“I can write a letter. Let everyone know that I’m fine. That it’s my choice.”
Gary’s lip curls, his familiar face shifting into a nasty expression I’ve never seen before. I’d call it contempt, but even contempt is an emotion you feel toward a person. He looks at me like I don’t even rise to the definition. Like I’m meat stuck in his teeth or a clump of dirt stuck to the bottom of his shoe. My blood runs cold.
“You’re going to tell everyone that in person. If you don’t want me to put a bullet in your boyfriend’s brain right in front of you, get dressed. Now!”
I whimper, my gaze flying to Dalton, but for once, he’s not looking at me. He’s staring Gary down. Dalton’s back is ramrod-straight, and his shoulders are squared, his superhuman self-assurance not betrayed by the smallest twitch. He’s at least ten years younger than the youngest guard from the bunker, but he’s more of a man than any of them.
I can’t let them hurt him. I quickly struggle into my coveralls and shove my icy feet in my boots, bending to tie the laces with fumbling fingers.
“Remember what I told you when you were up in the tree?” Dalton says to me, his gaze never wavering from Gary. “What parts to aim for?”
“Shut up!” Gary barks.
Aim? Aim for the soft parts, he said. Eyes and throat. Dalton is going to fight.
I shout, “No!”
But Dalton is already leaping up, tackling a guard, spinning as he takes the man down and using his body as a bludgeon, slamming it into Eugene. It’s a melee. The bunker guards fight like they’re taught—the same as they do in their annual exhibitions—slinging their rifles over their shoulders to execute practiced punches and kicks like it’s a sparring match, and Dalton moves twice as fast.
He’s a whole other animal. Now that Eugene is flat on his back, Dalton goes for his machete, tearing through bodies to get to it. He drives an elbow into someone’s face and headbutts another while he kicks in another guy’s kneecap. He’s so much faster and stronger that even though he’s so outnumbered, he’s gaining ground.
One man drops to the ground, curling into a ball. Another reels away, blinded by his own blood, holding his face and wailing. The men who remain standing shrug their rifles off their shoulders, and my heart stops.

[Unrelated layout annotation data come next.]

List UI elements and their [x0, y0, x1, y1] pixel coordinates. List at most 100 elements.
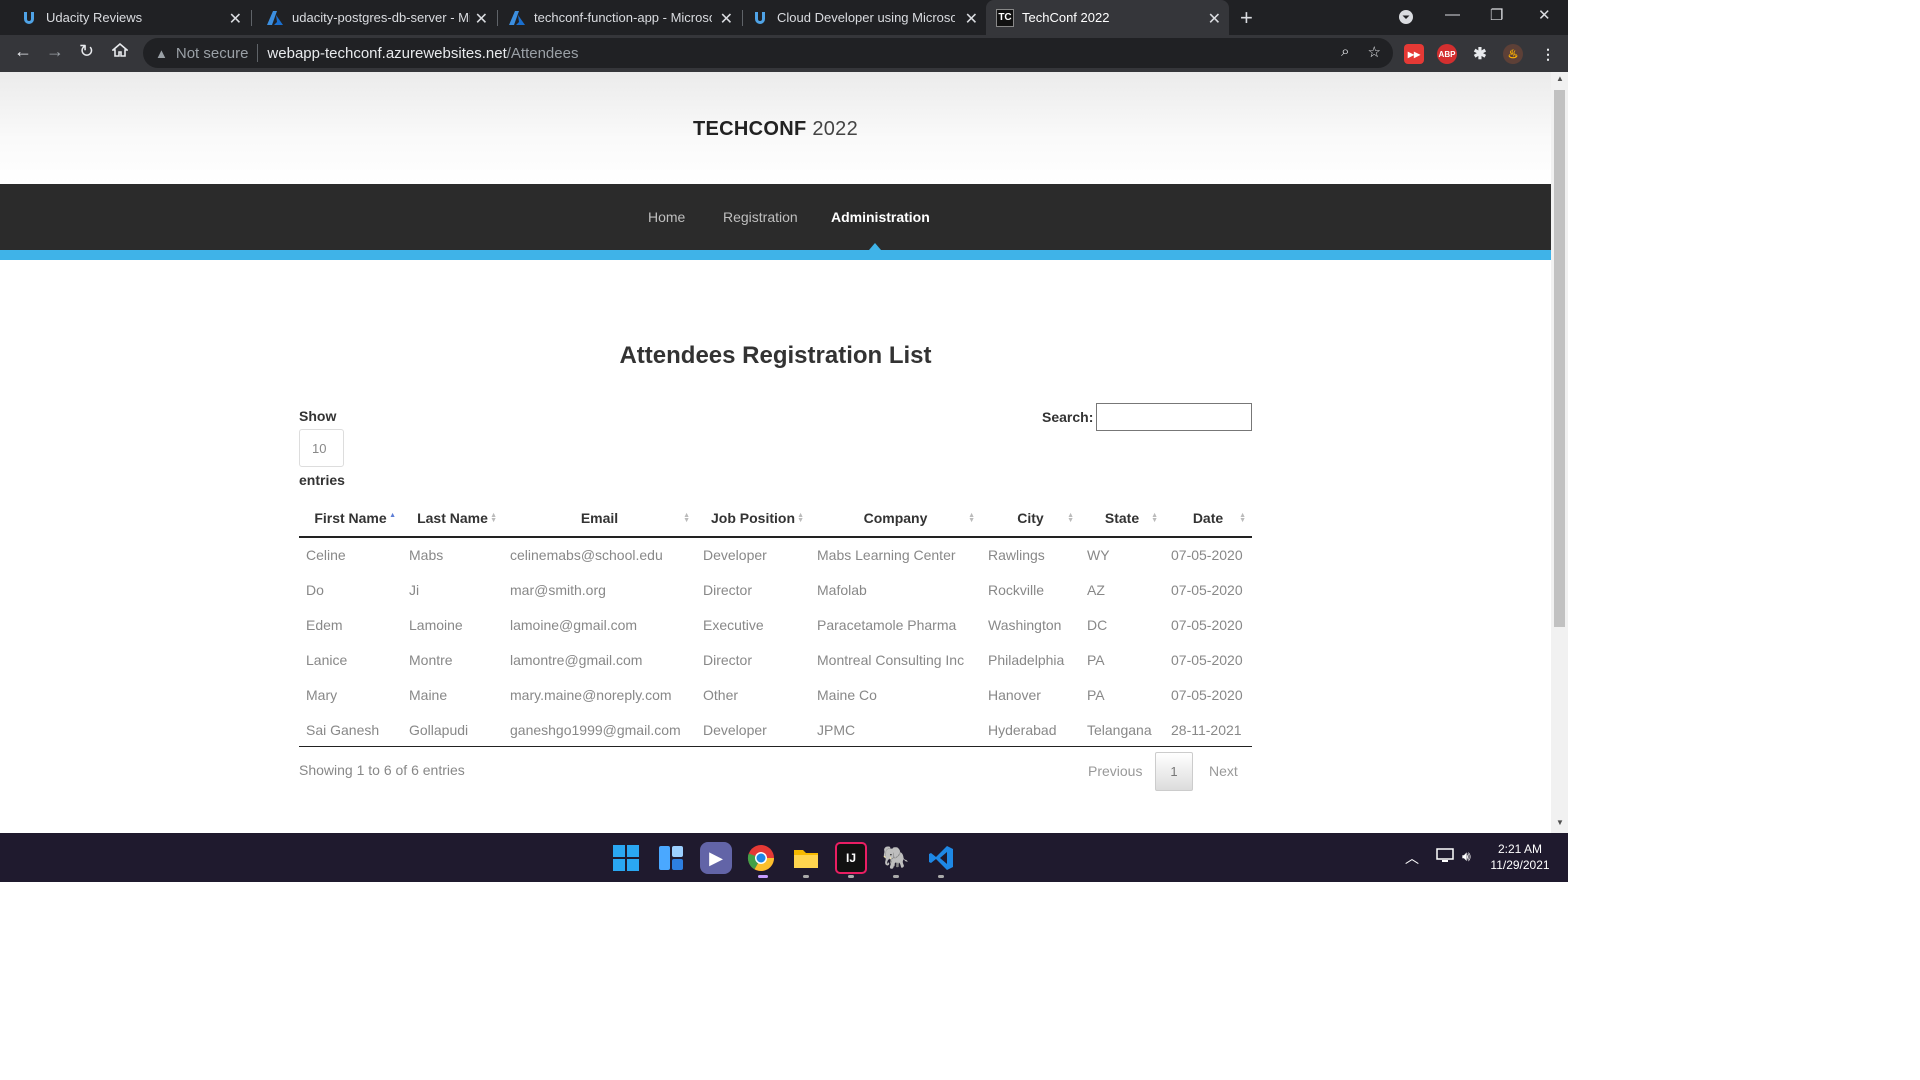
close-tab-icon[interactable]: ✕: [475, 9, 488, 29]
column-header-job-position[interactable]: Job Position ▲ ▼: [696, 500, 810, 538]
close-window-icon[interactable]: ✕: [1538, 6, 1551, 24]
tab-techconf[interactable]: TC TechConf 2022 ✕: [986, 0, 1229, 35]
cell-email: celinemabs@school.edu: [510, 547, 663, 563]
cell-last-name: Ji: [409, 581, 420, 598]
close-tab-icon[interactable]: ✕: [1208, 9, 1221, 29]
address-bar[interactable]: ▲ Not secure webapp-techconf.azurewebsit…: [143, 38, 1393, 68]
search-input[interactable]: [1096, 403, 1252, 431]
column-header-email[interactable]: Email ▲ ▼: [503, 500, 696, 538]
reload-icon[interactable]: ↻: [79, 41, 94, 62]
new-tab-icon[interactable]: +: [1240, 5, 1253, 31]
show-hidden-icons-chevron-icon[interactable]: ︿: [1405, 848, 1419, 868]
cell-email: ganeshgo1999@gmail.com: [510, 721, 681, 738]
youtube-extension-icon[interactable]: ▶▶: [1404, 44, 1424, 64]
pagination-previous[interactable]: Previous: [1088, 763, 1142, 779]
pgadmin-elephant-icon[interactable]: 🐘: [880, 842, 912, 874]
table-row: Lanice Montre lamontre@gmail.com Director Mo…: [299, 642, 1252, 677]
main-nav: Home Registration Administration: [0, 184, 1551, 250]
pagination-next[interactable]: Next: [1209, 763, 1238, 779]
chrome-icon[interactable]: [745, 842, 777, 874]
minimize-icon[interactable]: —: [1445, 6, 1460, 23]
web-page: TECHCONF 2022 Home Registration Administ…: [0, 72, 1551, 833]
table-header-row: First Name ▲ Last Name ▲ ▼ Email ▲ ▼ Job Posi…: [299, 500, 1252, 538]
cell-company: Montreal Consulting Inc: [817, 651, 965, 668]
close-tab-icon[interactable]: ✕: [720, 9, 733, 29]
volume-icon[interactable]: 🔊︎: [1462, 848, 1471, 865]
page-length-select[interactable]: 10: [299, 429, 344, 467]
cell-last-name: Gollapudi: [409, 721, 469, 738]
menu-kebab-icon[interactable]: ⋮: [1538, 44, 1558, 64]
forward-icon[interactable]: →: [46, 41, 64, 62]
back-icon[interactable]: ←: [14, 41, 32, 62]
site-brand[interactable]: TECHCONF 2022: [0, 118, 1551, 141]
adblock-plus-icon[interactable]: ABP: [1437, 44, 1457, 64]
column-header-state[interactable]: State ▲ ▼: [1080, 500, 1164, 538]
sort-icon: ▲ ▼: [683, 512, 690, 524]
cell-last-name: Mabs: [409, 547, 444, 563]
teams-chat-icon[interactable]: ▶: [700, 842, 732, 874]
page-scrollbar[interactable]: ▲ ▼: [1551, 72, 1568, 833]
nav-registration[interactable]: Registration: [723, 209, 798, 225]
tab-udacity-reviews[interactable]: Udacity Reviews ✕: [0, 0, 250, 35]
cell-date: 07-05-2020: [1171, 686, 1243, 703]
nav-administration[interactable]: Administration: [831, 209, 930, 225]
nav-home[interactable]: Home: [648, 209, 685, 225]
cell-last-name: Montre: [409, 651, 453, 668]
tab-postgres-db[interactable]: udacity-postgres-db-server - Mic ✕: [252, 0, 496, 35]
cell-state: DC: [1087, 616, 1108, 633]
cell-city: Rawlings: [988, 547, 1045, 563]
pagination-page-1[interactable]: 1: [1155, 752, 1193, 791]
tab-function-app[interactable]: techconf-function-app - Microso ✕: [498, 0, 741, 35]
table-row: Do Ji mar@smith.org Director Mafolab Rockvill…: [299, 572, 1252, 607]
zoom-icon[interactable]: ⌕: [1341, 43, 1349, 61]
intellij-icon[interactable]: IJ: [835, 842, 867, 874]
extensions-puzzle-icon[interactable]: ✱: [1470, 44, 1490, 64]
scrollbar-thumb[interactable]: [1554, 90, 1565, 627]
profile-avatar[interactable]: ♨: [1503, 44, 1523, 64]
cell-state: WY: [1087, 547, 1110, 563]
table-row: Sai Ganesh Gollapudi ganeshgo1999@gmail.co…: [299, 712, 1252, 747]
table-bottom-border: [299, 746, 1252, 747]
close-tab-icon[interactable]: ✕: [965, 9, 978, 29]
column-header-last-name[interactable]: Last Name ▲ ▼: [402, 500, 503, 538]
cell-date: 07-05-2020: [1171, 581, 1243, 598]
cell-job-position: Developer: [703, 721, 767, 738]
cell-job-position: Executive: [703, 616, 764, 633]
cell-city: Hanover: [988, 686, 1041, 703]
bookmark-star-icon[interactable]: ☆: [1368, 43, 1381, 61]
network-icon[interactable]: [1436, 848, 1454, 867]
scroll-down-icon[interactable]: ▼: [1556, 818, 1564, 827]
warning-icon[interactable]: ▲: [155, 46, 168, 61]
file-explorer-icon[interactable]: [790, 842, 822, 874]
column-header-city[interactable]: City ▲ ▼: [981, 500, 1080, 538]
cell-job-position: Other: [703, 686, 739, 703]
scroll-up-icon[interactable]: ▲: [1556, 74, 1564, 83]
windows-start-icon[interactable]: [610, 842, 642, 874]
page-title: Attendees Registration List: [619, 342, 932, 369]
search-label: Search:: [1042, 409, 1094, 425]
home-icon[interactable]: [110, 42, 130, 63]
restore-icon[interactable]: ❐: [1490, 6, 1503, 24]
cell-company: JPMC: [817, 721, 856, 738]
system-clock[interactable]: 2:21 AM 11/29/2021: [1480, 841, 1560, 873]
cell-state: PA: [1087, 686, 1105, 703]
column-header-company[interactable]: Company ▲ ▼: [810, 500, 981, 538]
tab-cloud-developer[interactable]: Cloud Developer using Microsoft ✕: [743, 0, 986, 35]
cell-city: Hyderabad: [988, 721, 1057, 738]
table-row: Celine Mabs celinemabs@school.edu Developer…: [299, 537, 1252, 572]
site-header: TECHCONF 2022: [0, 72, 1551, 184]
cell-date: 07-05-2020: [1171, 547, 1243, 563]
cell-company: Mafolab: [817, 581, 867, 598]
cell-email: lamoine@gmail.com: [510, 616, 638, 633]
tab-search-icon[interactable]: [1398, 9, 1414, 29]
close-tab-icon[interactable]: ✕: [229, 9, 242, 29]
azure-icon: [508, 9, 526, 27]
cell-first-name: Lanice: [306, 651, 348, 668]
column-header-first-name[interactable]: First Name ▲: [299, 500, 402, 538]
column-header-date[interactable]: Date ▲ ▼: [1164, 500, 1252, 538]
widgets-icon[interactable]: [655, 842, 687, 874]
cell-date: 07-05-2020: [1171, 616, 1243, 633]
vscode-icon[interactable]: [925, 842, 957, 874]
udacity-icon: [20, 9, 38, 27]
cell-state: AZ: [1087, 581, 1105, 598]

“Dalton, stop! I’ll go with them. Stop.”
I don’t think he hears me. The men swing their rifles at him like clubs, and he ducks and blocks, but there are too many of them. He takes a blow to the shoulder and stumbles, and a guard takes advantage by aiming a strike at Dalton’s knee, but Dalton is still too quick for them. He jumps over the rifle like it’s Double Dutch.
“Dalton, please! Stop!”
The men are forming a loose circle around him, and he doesn’t dodge the next few blows. He’s tiring. Staggering. Gasping for air and holding his side. They got his ribs.

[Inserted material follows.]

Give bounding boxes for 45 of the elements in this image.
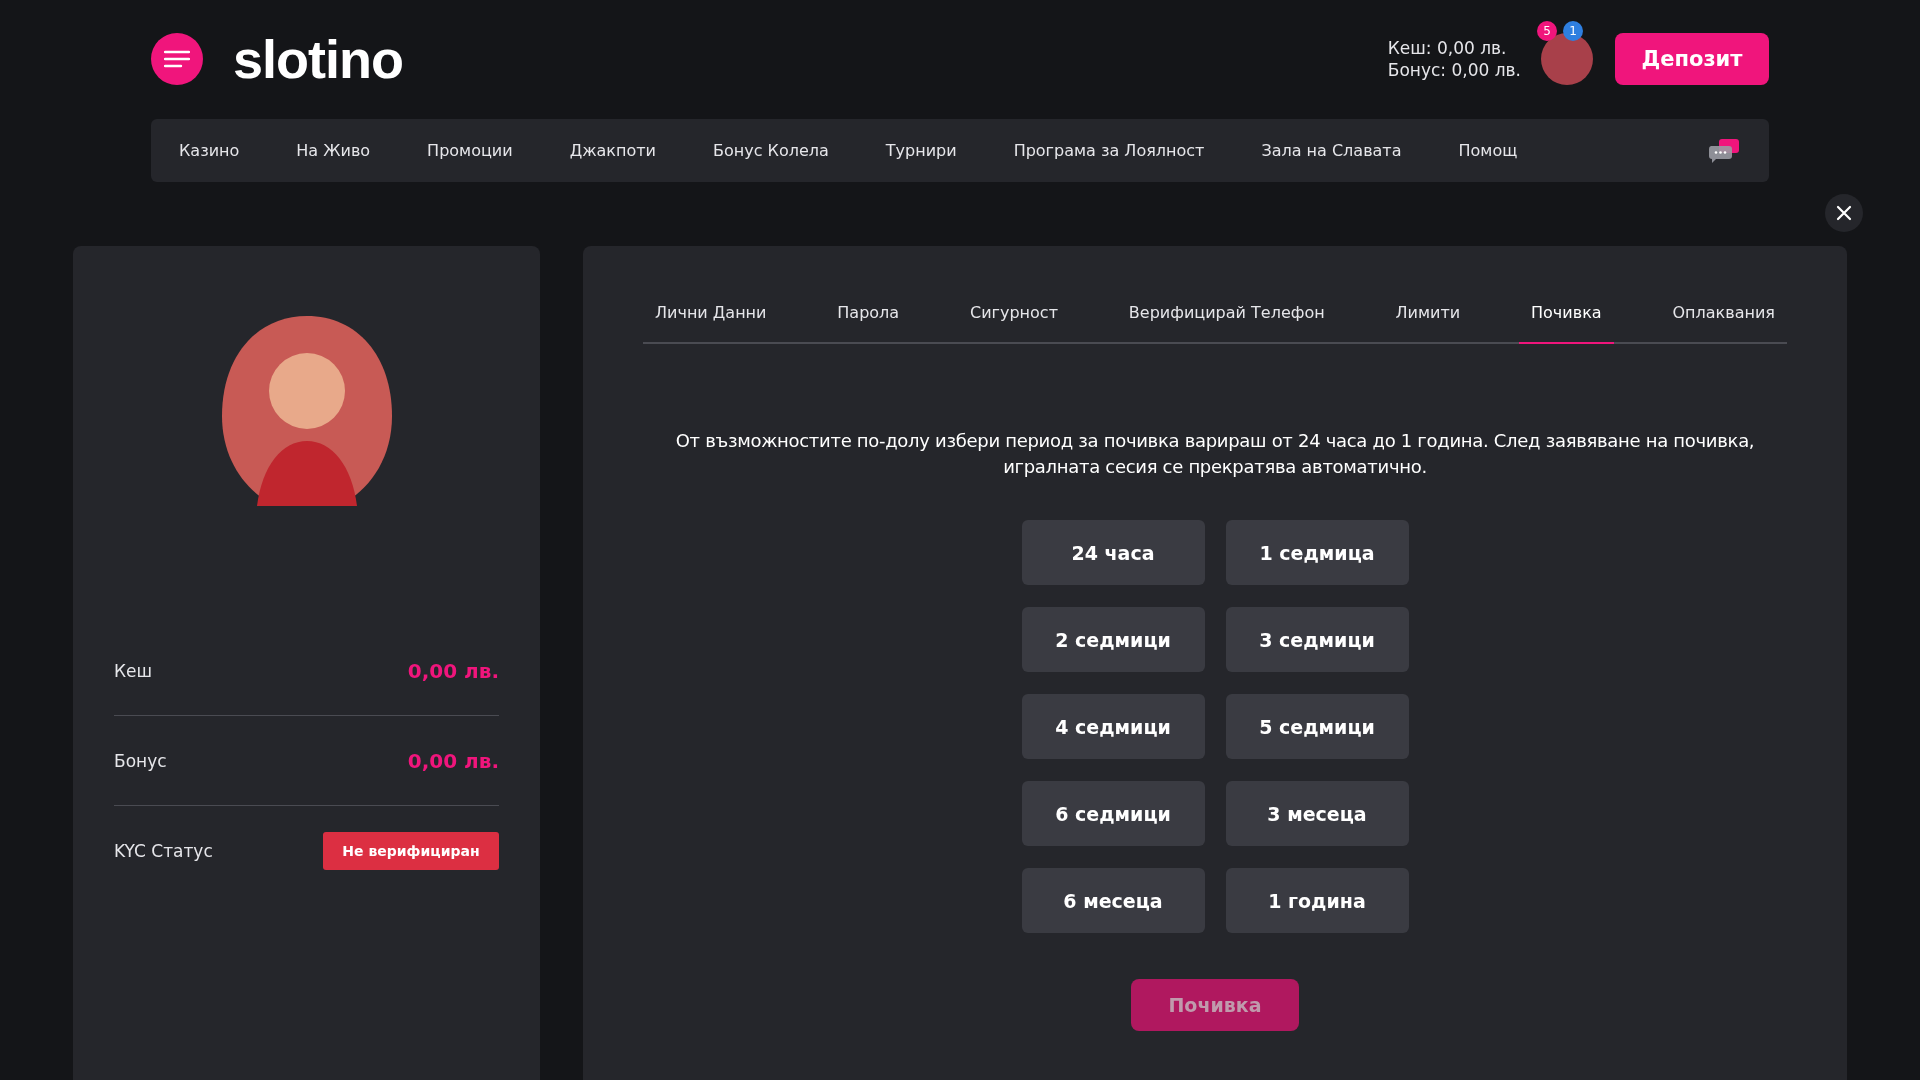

A man swings his rifle, and Dalton’s too slow to even block it. He absorbs the entire impact with his forearm.
“Dalton! Please!” I can’t stand it. He can’t die. He’s the only good thing, the best thing in the world. He’s mine.Mine. “They’ll shoot you!”

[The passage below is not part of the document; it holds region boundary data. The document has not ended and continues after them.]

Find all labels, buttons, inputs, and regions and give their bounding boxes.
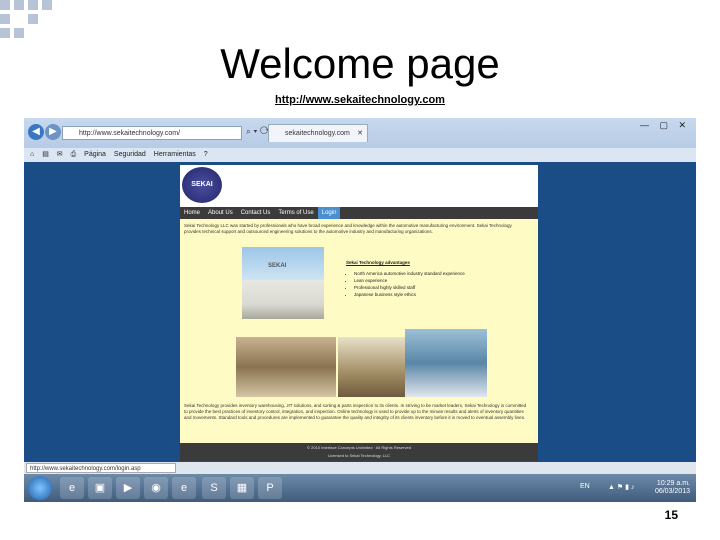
services-text: Sekai Technology provides inventory ware…: [184, 403, 527, 420]
inventory-photo: [338, 337, 412, 397]
status-bar: http://www.sekaitechnology.com/login.asp: [24, 462, 696, 474]
factory-photo: SEKAI: [242, 247, 324, 319]
advantages-heading: Sekai Technology advantages: [346, 260, 410, 265]
chrome-taskbar-icon[interactable]: ◉: [144, 477, 168, 499]
factory-sign: SEKAI: [268, 263, 287, 269]
advantages-box: Sekai Technology advantages North Americ…: [346, 260, 465, 298]
footer-license: Licensed to Sekai Technology, LLC: [327, 453, 391, 458]
tray-icons[interactable]: ▲ ⚑ ▮ ♪: [608, 483, 634, 491]
address-bar[interactable]: http://www.sekaitechnology.com/: [62, 126, 242, 140]
site-nav: Home About Us Contact Us Terms of Use Lo…: [180, 207, 538, 219]
home-icon[interactable]: ⌂: [30, 151, 34, 158]
intro-text: Sekai Technology LLC was started by prof…: [184, 223, 512, 234]
tab-title: sekaitechnology.com: [285, 130, 350, 137]
inspection-photo: [405, 329, 487, 397]
mail-icon[interactable]: ✉: [57, 151, 63, 158]
security-menu[interactable]: Seguridad: [114, 151, 146, 158]
powerpoint-taskbar-icon[interactable]: P: [258, 477, 282, 499]
ie-taskbar-icon[interactable]: e: [60, 477, 84, 499]
page-number: 15: [664, 508, 678, 522]
nav-terms-of-use[interactable]: Terms of Use: [274, 207, 317, 219]
footer-copyright: © 2010 Interface Concepts Unlimited · Al…: [307, 445, 411, 450]
windows-taskbar: e ▣ ▶ ◉ e S ▦ P EN ▲ ⚑ ▮ ♪ 10:29 a.m. 06…: [24, 474, 696, 502]
media-taskbar-icon[interactable]: ▶: [116, 477, 140, 499]
advantage-item: North America automotive industry standa…: [354, 270, 465, 277]
nav-about-us[interactable]: About Us: [204, 207, 237, 219]
site-footer: © 2010 Interface Concepts Unlimited · Al…: [180, 443, 538, 461]
advantage-item: Japanese business style ethics: [354, 291, 465, 298]
status-url: http://www.sekaitechnology.com/login.asp: [26, 463, 176, 473]
page-menu[interactable]: Página: [84, 151, 106, 158]
nav-contact-us[interactable]: Contact Us: [237, 207, 275, 219]
forward-icon[interactable]: ▶: [45, 124, 61, 140]
slide-title: Welcome page: [220, 40, 500, 87]
sekai-logo[interactable]: SEKAI: [182, 167, 222, 203]
window-controls[interactable]: — ▢ ✕: [640, 120, 690, 131]
nav-login[interactable]: Login: [317, 207, 341, 219]
print-icon[interactable]: ⎙: [71, 151, 77, 158]
folder-taskbar-icon[interactable]: ▣: [88, 477, 112, 499]
ie-active-taskbar-icon[interactable]: e: [172, 477, 196, 499]
warehouse-photo: [236, 337, 336, 397]
language-indicator[interactable]: EN: [580, 483, 590, 490]
clock-date: 06/03/2013: [654, 488, 690, 495]
slide-url-link[interactable]: http://www.sekaitechnology.com: [0, 94, 720, 106]
help-icon[interactable]: ?: [204, 151, 208, 158]
clock[interactable]: 10:29 a.m. 06/03/2013: [655, 480, 690, 496]
start-button-icon[interactable]: [28, 476, 52, 500]
close-tab-icon[interactable]: ✕: [357, 125, 363, 143]
clock-time: 10:29 a.m.: [656, 480, 690, 487]
nav-home[interactable]: Home: [180, 207, 204, 219]
advantage-item: Lean experience: [354, 277, 465, 284]
browser-titlebar: ◀ ▶ http://www.sekaitechnology.com/ ⌕ ▾ …: [24, 118, 696, 148]
tools-menu[interactable]: Herramientas: [154, 151, 196, 158]
feeds-icon[interactable]: ▤: [42, 151, 49, 158]
command-bar: ⌂ ▤ ✉ ⎙ Página Seguridad Herramientas ?: [24, 148, 696, 162]
skype-taskbar-icon[interactable]: S: [202, 477, 226, 499]
browser-screenshot: ◀ ▶ http://www.sekaitechnology.com/ ⌕ ▾ …: [24, 118, 696, 502]
office-taskbar-icon[interactable]: ▦: [230, 477, 254, 499]
website-page: SEKAI Home About Us Contact Us Terms of …: [180, 165, 538, 461]
advantage-item: Professional highly skilled staff: [354, 284, 465, 291]
browser-tab[interactable]: sekaitechnology.com ✕: [268, 124, 368, 142]
site-header: SEKAI: [180, 165, 538, 207]
back-icon[interactable]: ◀: [28, 124, 44, 140]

“No ammunition,” Dalton gulps through ragged breaths. “That’s why . . . not shot already.”
Eugene hauled himself back to his feet at some point, and now he squares up with Dalton, fists raised and feet planted shoulder-width apart like this is a demonstration match. His beady eyes are gleaming.
Dalton is flagging fast, an eye swollen shut, lip split, barely able to stay upright, his right arm limp at his side.
“You should have listened to the bitch,” Eugene sneers. “Now you’re gonna get it.” He rotates his torso and draws back his arm.
Dalton drives his left fist into Eugene’s face, and he falls straight back, landing on the ground with a resounding thump. He’s out cold.
In the silence that follows, a soft, metallic click echoes through the clearing as loud as a clap of thunder.
I glance up from Eugene’s limp body. Gary is aiming his rifle at me.
“That’s enough now, young man,” Gary says.
Dalton immediately freezes, cradling his side. “You don’t have bullets,” he gasps. “We don’t trade you for bullets.”
“How sure of that are you? How sure are you that none of you will trade?” Gary steps forward, closing the distance between us, and levels the rifle’s muzzle at my forehead.
My hands rise into the air in front of my face as if my palms could block a bullet. Blood pounds in my ears.
“Glory,” Dalton says, his voice torn. His eyes find mine again. Everything I feel in my heart is burning in them. “I’ll find you again.”